Major external events, even when outside our own communities, can easily and rapidly shape our perspectives because we get inundated with them in the news, social media, radio and TV to the point where they saturate our daily lives. Think of how your own world view today differs from what it was before the pandemic occurred. Or before and after the debacle of the Trump presidency and his daily tweets. Or before and after 9/11.
That’s one reason to re-read books and poems that were favourites in the past: in doing so we revisit them from a new perspective. We see things in them we missed before, or interpret them differently. You might be surprised at how you read a book from your childhood today.
** The first translation I ever read of Li Po, was Pound’s translation of The River-Merchant’s Wife: A Letter, which opens:
While my hair was still cut straight across my forehead
I played about the front gate, pulling flowers.

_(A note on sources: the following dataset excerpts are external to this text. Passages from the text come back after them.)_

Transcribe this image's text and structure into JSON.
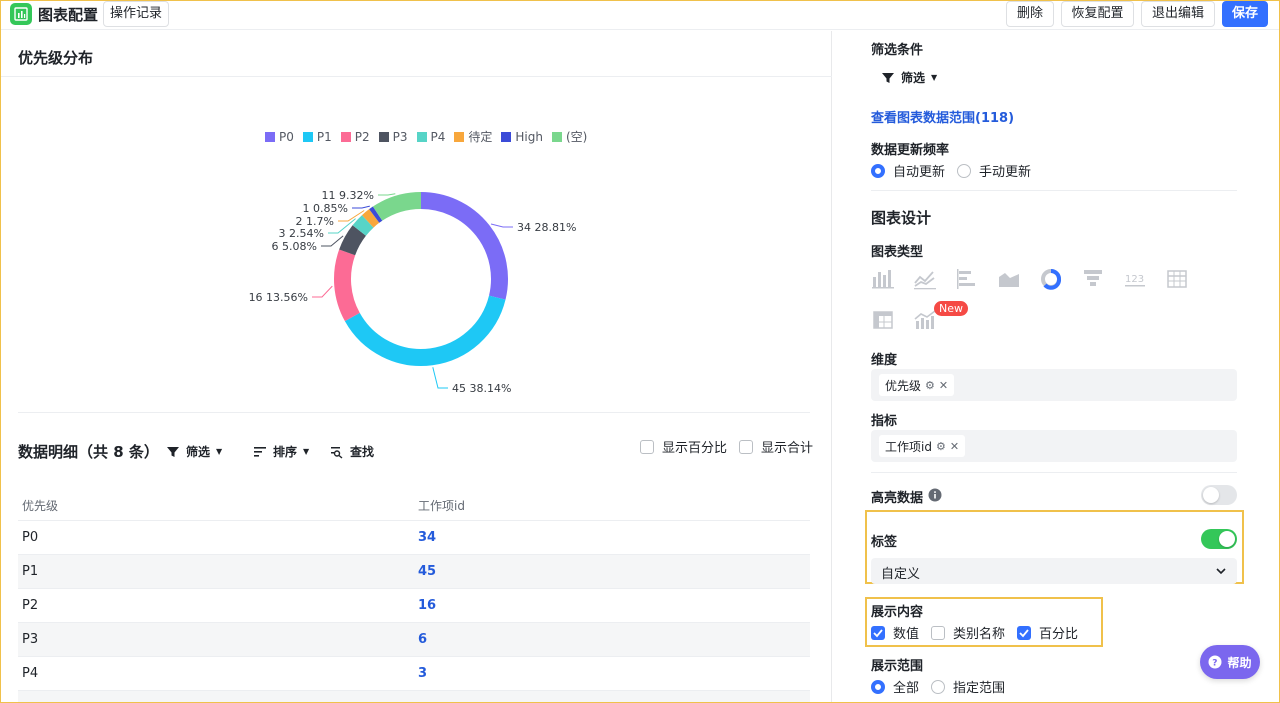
{
  "header": {
    "title": "图表配置",
    "history_label": "操作记录",
    "delete_label": "删除",
    "restore_label": "恢复配置",
    "exit_label": "退出编辑",
    "save_label": "保存"
  },
  "chart_section": {
    "title": "优先级分布"
  },
  "chart_data": {
    "type": "pie",
    "donut": true,
    "title": "优先级分布",
    "legend_position": "top",
    "categories": [
      "P0",
      "P1",
      "P2",
      "P3",
      "P4",
      "待定",
      "High",
      "(空)"
    ],
    "values": [
      34,
      45,
      16,
      6,
      3,
      2,
      1,
      11
    ],
    "percentages": [
      "28.81%",
      "38.14%",
      "13.56%",
      "5.08%",
      "2.54%",
      "1.7%",
      "0.85%",
      "9.32%"
    ],
    "colors": [
      "#7b6cf6",
      "#1ec8f5",
      "#fc6b95",
      "#4e5461",
      "#57d4c7",
      "#f8a73c",
      "#3b4bd8",
      "#7ad78d"
    ],
    "data_labels": [
      "34 28.81%",
      "45 38.14%",
      "16 13.56%",
      "6 5.08%",
      "3 2.54%",
      "2 1.7%",
      "1 0.85%",
      "11 9.32%"
    ]
  },
  "detail": {
    "title": "数据明细（共 8 条）",
    "filter_label": "筛选",
    "sort_label": "排序",
    "search_label": "查找",
    "show_percent_label": "显示百分比",
    "show_total_label": "显示合计",
    "columns": [
      "优先级",
      "工作项id"
    ],
    "rows": [
      {
        "name": "P0",
        "value": "34"
      },
      {
        "name": "P1",
        "value": "45"
      },
      {
        "name": "P2",
        "value": "16"
      },
      {
        "name": "P3",
        "value": "6"
      },
      {
        "name": "P4",
        "value": "3"
      }
    ]
  },
  "config": {
    "filter_title": "筛选条件",
    "filter_button": "筛选",
    "data_range_link": "查看图表数据范围(118)",
    "update_freq_title": "数据更新频率",
    "update_auto": "自动更新",
    "update_manual": "手动更新",
    "design_title": "图表设计",
    "chart_type_title": "图表类型",
    "new_badge": "New",
    "dimension_title": "维度",
    "dimension_tag": "优先级",
    "metric_title": "指标",
    "metric_tag": "工作项id",
    "highlight_title": "高亮数据",
    "label_title": "标签",
    "label_select_value": "自定义",
    "display_content_title": "展示内容",
    "content_value": "数值",
    "content_category": "类别名称",
    "content_percent": "百分比",
    "display_range_title": "展示范围",
    "range_all": "全部",
    "range_specific": "指定范围",
    "toggle_highlight_on": false,
    "toggle_label_on": true,
    "accent_color": "#3370ff",
    "toggle_on_color": "#34c759"
  },
  "help": {
    "label": "帮助"
  }
}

You came by on bamboo stilts, playing horse,
You walked about my seat, playing with blue plums.
And we went on living in the village of Chokan:
Two small people, without dislike or suspicion.
That was in the early 1970s. That poem still moves me to read it. I soon got other translations of Li Po’s works, as well as books of classical Chinese and Japanese poetry which introduced me to poets like Wang Wei, Tu Fu, and Basho. I loved their styles. I bought books of specific poetic forms, like haiku, too. I still have most of these books and am loathe to part with them.
Like your frank and well-written account.
There is something to Keillor’s selection dictum about being plausibly able to draw some meaning immediately. But it’s not all. In doing my ongoing project I sometimes move through entire book-length collections or anthologies, and after eliminating all the long poems I find I’m often attracted not only (or not even primarily) to those I understand right off. Instead what might draw me in to a poem is some sense of “word-music” — some attractive way they charm with the way they say and order their series of phrases — and (counter Keillor) sometimes something mysterious about what they’re on about. Obviously, just being mysterious isn’t enough (anyone can be incomprehensible) — they need to somehow charm with their mystery. One trick is to be clear in some phrases mixed with at least some others that are elusive.
I too was seduced by Walley and Pound’s classical Chinese translations, or inspirations, when still young. I think their trick is often to make us think we understand (perhaps with a note of “is that all there is to it”) and then when one takes time to understand the minimal choices another deeper poem emerges.